While she is brutally honest about the abuse she experienced in her childhood, she seems to be fair in her depiction of Mormon doctrine and practice.
"spiritual and psycohological autobiography"
I knew nothing about Mormonism or Martha Beck before listening to this audiobook, though I've since gathered that she is well known in the US - unsurprisingly with notoriety in the Mormon world. I chose it out of interest in the spiritual autobiography of which the subtitle indicates.
What the title doesn't indicate is that the book is as much about sexual abuse as it is about religion and faith. Had I known this I wouldn't have chosen it, but though I was shocked and upset by the content on this subject, I'm glad I listened to this book because it's not just about surviving abuse and the consequences of a traumatic childhood, nor just about the (also disturbing) inner workings and foundations of the Mormon church, but is very much about finding the paths of healing, grace, courage, forgiveness, love, and truth.

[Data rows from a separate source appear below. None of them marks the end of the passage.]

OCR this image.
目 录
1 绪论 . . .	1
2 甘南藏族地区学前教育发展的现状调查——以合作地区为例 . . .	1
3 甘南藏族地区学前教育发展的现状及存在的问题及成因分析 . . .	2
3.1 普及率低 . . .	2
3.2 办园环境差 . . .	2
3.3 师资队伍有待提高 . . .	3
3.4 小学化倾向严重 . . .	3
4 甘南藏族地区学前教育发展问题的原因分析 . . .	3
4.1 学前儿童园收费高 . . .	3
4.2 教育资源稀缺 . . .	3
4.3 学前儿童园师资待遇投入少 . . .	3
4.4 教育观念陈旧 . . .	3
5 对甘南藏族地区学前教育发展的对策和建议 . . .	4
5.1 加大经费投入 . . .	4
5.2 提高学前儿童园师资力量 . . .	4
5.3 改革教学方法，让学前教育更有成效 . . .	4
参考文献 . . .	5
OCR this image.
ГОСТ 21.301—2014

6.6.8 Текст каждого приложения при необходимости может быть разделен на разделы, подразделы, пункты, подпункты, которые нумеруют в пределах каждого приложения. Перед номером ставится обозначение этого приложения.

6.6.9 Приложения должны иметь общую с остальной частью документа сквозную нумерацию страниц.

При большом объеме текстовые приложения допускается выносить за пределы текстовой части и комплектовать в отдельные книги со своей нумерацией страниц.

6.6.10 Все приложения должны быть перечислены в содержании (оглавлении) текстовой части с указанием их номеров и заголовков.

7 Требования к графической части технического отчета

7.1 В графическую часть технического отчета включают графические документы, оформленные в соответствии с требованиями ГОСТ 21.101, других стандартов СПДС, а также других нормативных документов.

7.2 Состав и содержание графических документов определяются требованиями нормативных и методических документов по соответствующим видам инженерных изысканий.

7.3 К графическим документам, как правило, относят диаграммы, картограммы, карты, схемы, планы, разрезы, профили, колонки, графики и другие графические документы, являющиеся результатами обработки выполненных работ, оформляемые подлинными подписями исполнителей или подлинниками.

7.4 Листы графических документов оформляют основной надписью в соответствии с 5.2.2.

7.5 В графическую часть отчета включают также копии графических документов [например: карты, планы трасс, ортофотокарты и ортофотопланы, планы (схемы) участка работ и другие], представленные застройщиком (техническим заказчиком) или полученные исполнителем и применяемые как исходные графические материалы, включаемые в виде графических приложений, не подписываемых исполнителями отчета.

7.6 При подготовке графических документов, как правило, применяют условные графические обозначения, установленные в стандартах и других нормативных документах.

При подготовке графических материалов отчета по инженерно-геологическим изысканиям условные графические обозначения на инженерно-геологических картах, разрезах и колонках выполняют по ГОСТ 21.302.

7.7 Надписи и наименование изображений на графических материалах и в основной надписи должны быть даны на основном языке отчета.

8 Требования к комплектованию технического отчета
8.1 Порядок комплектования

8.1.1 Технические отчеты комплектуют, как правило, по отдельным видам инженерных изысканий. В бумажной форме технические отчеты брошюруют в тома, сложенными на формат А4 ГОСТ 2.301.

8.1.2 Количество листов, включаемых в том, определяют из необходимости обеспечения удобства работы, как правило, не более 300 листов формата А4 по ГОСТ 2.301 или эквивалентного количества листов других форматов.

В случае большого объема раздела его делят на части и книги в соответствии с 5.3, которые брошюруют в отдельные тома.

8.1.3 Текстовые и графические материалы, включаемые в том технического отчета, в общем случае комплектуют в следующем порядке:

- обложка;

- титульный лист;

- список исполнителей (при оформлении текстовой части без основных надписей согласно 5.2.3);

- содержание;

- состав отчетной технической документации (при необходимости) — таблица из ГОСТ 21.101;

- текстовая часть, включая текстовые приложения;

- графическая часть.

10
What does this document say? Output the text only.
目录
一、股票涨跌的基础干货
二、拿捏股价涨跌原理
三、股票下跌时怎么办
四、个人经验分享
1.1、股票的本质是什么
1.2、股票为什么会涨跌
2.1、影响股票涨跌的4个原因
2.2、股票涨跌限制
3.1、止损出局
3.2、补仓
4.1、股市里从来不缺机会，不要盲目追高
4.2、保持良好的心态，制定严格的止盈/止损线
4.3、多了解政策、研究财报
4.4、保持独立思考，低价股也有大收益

I think Martha and I would have to part company on some of the New Age-y aspects of spirituality that the synopses of some of her more current books indicate, nevertheless, I found this book spiritually uplifting and challenging and I'm glad I listened to it.
"An interesting and well written book"
This book is very interesting and for someone who knew almost nothing about the Mormon religion, it was fascinating to hear about it and my attention was captured all the way through. I would discourage anyone considering reading this book from reading the whole synopsis as it gives to much away - it spoils some of the shock and surprise and that is a pity.
The book is wonderfully narrated and that makes it probably an easier book to listen to rather than read since the author tries to explain some complex religious ideas and discusses her very intense thoughts. There is a lovely thread of humour that runs through the book and I would recommend this book to people who are looking for an eye opening read that is very well written.